By Max Bowenfirstname.lastname@example.org
The finalists for the next town manager have been chosen.
Harwich Town Administrator Christopher Clark; Michael Borg, Director of Property and Capital Improvement in Providence; and Arlington Town Manager Adam Chapdelaine were selected from a group of 26 applicants by the Town Manager Screening Committee. At the Town Council meeting on Dec. 23, Bernie Lynch, president of Community Paradigm Associates, outlined each candidate’s skills and background.
“We had a good number of qualified people that we looked at,” said Lynch. “It was a great job by the screening committee. They asked very pointed questions of the candidates.”
Clark has 30 years of experience with municipal government, including six years in Harwich, five as Southbridge Town Manager, and two as town administrator for Vernon, Conn. Among his accomplishments are completing a Town Master Plan and new middle/high school in Southbridge, a Comprehensive Wastewater Management Plan among several towns, and renovating three harbors in Harwich. During his time in Harwich, he managed to have power restored a day and a half after a tornado tore through the town.
“His references were very strong in terms of accomplishments in the community,” said Lynch.
As a colonel in the U.S. Army, Borg has a range of command experience, from a 500-soldier battalion to a 3,000-member brigade. In his resume he stated that he “brought every soldier home to their families.” Following this, he went to work for the city of Providence, R.I., as the director of emergency management in 2015 and moving to different positions over the years. While there, he improved workflow at the Department of Public Works, addressed road issues, and improved recycling numbers.
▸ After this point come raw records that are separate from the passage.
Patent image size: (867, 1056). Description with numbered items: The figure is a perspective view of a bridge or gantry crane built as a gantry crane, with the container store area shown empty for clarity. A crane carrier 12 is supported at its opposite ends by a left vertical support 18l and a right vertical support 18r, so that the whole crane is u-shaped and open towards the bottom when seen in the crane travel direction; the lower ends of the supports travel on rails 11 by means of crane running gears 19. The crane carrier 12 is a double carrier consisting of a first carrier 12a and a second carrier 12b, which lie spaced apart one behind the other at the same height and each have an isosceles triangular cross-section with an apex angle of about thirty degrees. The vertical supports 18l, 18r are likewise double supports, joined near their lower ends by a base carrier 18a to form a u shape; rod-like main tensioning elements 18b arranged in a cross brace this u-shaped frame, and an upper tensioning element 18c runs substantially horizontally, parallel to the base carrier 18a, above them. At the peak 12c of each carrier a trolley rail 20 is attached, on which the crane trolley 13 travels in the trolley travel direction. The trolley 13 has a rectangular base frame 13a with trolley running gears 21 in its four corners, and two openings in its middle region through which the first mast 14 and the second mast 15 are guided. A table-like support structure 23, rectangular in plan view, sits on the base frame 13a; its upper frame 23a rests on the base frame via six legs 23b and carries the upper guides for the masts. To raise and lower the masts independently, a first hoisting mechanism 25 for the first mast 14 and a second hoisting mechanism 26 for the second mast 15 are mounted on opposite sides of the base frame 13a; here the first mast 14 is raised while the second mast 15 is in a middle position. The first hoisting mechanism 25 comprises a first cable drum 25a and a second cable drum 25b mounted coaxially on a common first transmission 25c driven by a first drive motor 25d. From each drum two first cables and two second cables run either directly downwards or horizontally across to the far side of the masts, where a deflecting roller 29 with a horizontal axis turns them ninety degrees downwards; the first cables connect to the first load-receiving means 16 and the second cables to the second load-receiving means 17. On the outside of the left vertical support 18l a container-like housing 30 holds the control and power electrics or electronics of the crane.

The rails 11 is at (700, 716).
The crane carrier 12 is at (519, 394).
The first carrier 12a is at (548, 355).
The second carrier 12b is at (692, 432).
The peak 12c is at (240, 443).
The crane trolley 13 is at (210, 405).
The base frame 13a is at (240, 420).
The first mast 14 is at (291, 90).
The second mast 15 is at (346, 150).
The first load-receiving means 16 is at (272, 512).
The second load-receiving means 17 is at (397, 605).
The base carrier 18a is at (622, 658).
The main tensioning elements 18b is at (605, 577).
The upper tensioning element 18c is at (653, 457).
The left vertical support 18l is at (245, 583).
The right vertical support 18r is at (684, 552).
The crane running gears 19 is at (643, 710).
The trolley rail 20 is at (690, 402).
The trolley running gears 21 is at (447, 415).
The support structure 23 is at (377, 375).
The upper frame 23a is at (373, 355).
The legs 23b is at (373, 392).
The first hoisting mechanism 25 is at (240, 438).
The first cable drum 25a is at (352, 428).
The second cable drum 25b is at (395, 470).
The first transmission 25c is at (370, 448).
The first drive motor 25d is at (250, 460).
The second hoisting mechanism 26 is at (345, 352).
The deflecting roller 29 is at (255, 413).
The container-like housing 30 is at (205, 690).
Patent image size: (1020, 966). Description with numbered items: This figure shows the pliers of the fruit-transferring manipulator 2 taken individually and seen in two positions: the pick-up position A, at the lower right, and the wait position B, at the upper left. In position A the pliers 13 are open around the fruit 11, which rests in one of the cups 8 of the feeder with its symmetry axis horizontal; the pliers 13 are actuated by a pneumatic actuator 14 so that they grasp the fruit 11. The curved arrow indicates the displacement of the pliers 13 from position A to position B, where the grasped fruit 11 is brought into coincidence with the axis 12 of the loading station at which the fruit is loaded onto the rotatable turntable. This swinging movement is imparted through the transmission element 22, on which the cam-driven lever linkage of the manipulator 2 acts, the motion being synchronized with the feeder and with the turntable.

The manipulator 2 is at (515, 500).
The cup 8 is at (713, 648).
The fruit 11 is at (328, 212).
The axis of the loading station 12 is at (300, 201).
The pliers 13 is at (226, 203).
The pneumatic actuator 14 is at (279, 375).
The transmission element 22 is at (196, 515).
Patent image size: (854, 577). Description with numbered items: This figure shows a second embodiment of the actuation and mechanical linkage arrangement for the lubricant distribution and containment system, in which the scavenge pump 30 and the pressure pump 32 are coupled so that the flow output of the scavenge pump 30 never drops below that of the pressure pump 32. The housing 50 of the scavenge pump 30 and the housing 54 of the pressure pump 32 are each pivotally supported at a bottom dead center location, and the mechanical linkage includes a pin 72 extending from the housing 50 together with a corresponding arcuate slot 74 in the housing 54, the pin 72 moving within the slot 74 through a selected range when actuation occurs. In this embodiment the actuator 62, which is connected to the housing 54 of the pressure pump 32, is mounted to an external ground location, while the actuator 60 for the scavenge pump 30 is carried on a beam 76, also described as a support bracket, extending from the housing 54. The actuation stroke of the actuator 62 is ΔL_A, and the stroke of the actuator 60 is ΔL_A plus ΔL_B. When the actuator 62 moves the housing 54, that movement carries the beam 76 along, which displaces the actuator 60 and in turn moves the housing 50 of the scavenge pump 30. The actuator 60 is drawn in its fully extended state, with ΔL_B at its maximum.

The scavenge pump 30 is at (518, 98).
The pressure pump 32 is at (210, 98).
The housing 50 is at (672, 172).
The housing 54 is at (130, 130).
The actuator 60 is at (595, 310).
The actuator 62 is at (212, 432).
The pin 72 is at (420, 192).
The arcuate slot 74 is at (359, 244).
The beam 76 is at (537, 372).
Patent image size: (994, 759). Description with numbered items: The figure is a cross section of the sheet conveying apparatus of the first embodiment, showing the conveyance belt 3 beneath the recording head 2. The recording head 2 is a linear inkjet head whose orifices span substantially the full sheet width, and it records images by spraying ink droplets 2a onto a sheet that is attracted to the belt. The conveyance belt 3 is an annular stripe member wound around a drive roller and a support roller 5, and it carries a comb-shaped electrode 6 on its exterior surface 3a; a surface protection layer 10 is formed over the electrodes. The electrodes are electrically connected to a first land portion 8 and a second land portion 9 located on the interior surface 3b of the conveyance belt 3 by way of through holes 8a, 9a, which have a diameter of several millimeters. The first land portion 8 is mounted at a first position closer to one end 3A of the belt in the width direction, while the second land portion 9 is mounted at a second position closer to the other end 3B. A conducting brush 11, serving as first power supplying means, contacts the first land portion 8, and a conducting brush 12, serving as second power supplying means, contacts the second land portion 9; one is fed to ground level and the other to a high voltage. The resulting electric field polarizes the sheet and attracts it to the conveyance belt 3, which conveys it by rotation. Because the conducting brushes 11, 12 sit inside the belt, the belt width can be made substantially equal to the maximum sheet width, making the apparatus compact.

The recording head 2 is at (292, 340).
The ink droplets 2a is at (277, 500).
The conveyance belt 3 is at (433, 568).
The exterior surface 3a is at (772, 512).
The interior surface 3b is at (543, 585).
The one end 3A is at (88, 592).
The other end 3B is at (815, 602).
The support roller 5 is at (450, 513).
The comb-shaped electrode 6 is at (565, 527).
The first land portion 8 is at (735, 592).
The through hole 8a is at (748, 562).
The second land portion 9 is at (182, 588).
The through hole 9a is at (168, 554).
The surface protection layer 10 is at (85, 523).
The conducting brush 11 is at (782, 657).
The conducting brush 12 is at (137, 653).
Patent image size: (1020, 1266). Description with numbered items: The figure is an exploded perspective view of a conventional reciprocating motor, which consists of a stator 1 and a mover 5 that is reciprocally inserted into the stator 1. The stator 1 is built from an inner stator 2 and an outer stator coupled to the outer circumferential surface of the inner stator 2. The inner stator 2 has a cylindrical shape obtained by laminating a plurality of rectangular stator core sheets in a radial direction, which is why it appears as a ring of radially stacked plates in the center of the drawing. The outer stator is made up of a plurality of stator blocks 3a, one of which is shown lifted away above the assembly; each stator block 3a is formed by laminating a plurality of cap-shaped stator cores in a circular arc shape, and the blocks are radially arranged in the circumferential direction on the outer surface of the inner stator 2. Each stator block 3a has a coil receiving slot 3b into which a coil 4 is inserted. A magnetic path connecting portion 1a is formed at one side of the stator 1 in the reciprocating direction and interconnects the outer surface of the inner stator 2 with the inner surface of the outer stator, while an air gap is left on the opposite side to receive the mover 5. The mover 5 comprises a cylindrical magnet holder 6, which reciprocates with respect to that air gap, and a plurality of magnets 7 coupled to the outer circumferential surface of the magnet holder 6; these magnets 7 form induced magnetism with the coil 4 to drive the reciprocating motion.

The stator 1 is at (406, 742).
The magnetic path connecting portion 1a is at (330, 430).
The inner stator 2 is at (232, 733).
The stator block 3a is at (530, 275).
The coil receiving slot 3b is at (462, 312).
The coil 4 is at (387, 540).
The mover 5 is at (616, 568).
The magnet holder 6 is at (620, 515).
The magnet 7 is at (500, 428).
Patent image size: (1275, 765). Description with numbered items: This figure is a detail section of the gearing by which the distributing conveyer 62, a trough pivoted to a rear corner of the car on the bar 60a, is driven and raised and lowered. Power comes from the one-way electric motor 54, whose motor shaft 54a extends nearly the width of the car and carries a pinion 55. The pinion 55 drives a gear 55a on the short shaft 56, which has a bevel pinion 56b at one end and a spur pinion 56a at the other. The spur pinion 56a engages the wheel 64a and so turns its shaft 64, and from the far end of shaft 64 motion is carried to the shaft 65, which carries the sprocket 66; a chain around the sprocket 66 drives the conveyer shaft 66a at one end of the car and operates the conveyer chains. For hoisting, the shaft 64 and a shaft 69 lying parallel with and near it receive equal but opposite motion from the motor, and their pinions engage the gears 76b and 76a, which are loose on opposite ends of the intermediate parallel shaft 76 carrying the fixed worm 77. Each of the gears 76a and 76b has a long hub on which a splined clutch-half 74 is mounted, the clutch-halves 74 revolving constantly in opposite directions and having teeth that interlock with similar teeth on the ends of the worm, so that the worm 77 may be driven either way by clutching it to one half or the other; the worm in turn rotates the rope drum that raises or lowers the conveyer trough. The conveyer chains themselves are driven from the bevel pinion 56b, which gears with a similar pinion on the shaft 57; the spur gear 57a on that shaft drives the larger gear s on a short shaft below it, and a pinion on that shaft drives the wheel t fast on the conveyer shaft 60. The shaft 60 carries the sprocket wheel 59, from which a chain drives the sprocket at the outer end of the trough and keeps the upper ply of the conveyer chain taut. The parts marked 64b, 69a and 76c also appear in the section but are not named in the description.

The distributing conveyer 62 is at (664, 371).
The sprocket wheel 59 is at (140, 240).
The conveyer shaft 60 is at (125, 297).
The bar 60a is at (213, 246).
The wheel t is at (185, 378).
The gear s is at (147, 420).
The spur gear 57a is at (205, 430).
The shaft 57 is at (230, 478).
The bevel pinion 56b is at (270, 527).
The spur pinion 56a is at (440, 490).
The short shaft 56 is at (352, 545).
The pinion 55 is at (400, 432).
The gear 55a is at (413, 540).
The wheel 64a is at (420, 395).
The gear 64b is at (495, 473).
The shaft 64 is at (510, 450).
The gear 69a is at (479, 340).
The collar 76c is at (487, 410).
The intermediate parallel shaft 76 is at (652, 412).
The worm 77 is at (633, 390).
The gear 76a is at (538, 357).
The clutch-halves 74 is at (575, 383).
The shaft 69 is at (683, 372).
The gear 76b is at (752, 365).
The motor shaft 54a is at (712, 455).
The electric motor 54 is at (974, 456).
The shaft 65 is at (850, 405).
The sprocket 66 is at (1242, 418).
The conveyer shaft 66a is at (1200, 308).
“He made a plan to improve it [the recycling],” said Lynch. “He had to deal with citizen engagement.”
Chapdelaine—considered a “rock star in municipal management,” according to one reference—has worked in Arlington for years, the last eight as town manager. He has also been town administrator in Fall River and deputy chief of staff for the Office of the Majority Whip in the Massachusetts Senate. In references, he is described as one who deals well with pressure, excels at citizen relations, and consults with team members before reaching a decision.
“He’s a leader in municipal government,” said Lynch. “They’re all a little bit different. The committee believed they’d all in the prime of their career.”
On Jan. 6, the finalists will meet with the entire council for an interview. The next day, the council will divide into three groups for meetings with each candidate. After this, the council will meet to discuss their choices for the next town manager. The council members agreed that this was the correct approach, as it gave an in-depth look at each candidate.
“Meeting in small groups is wonderful,” said Councilor Jo Ann Cathcart. “I didn’t like that we had the one round of meetings and that’s it. We’re picking the first town manager that North Attleborough has ever had.”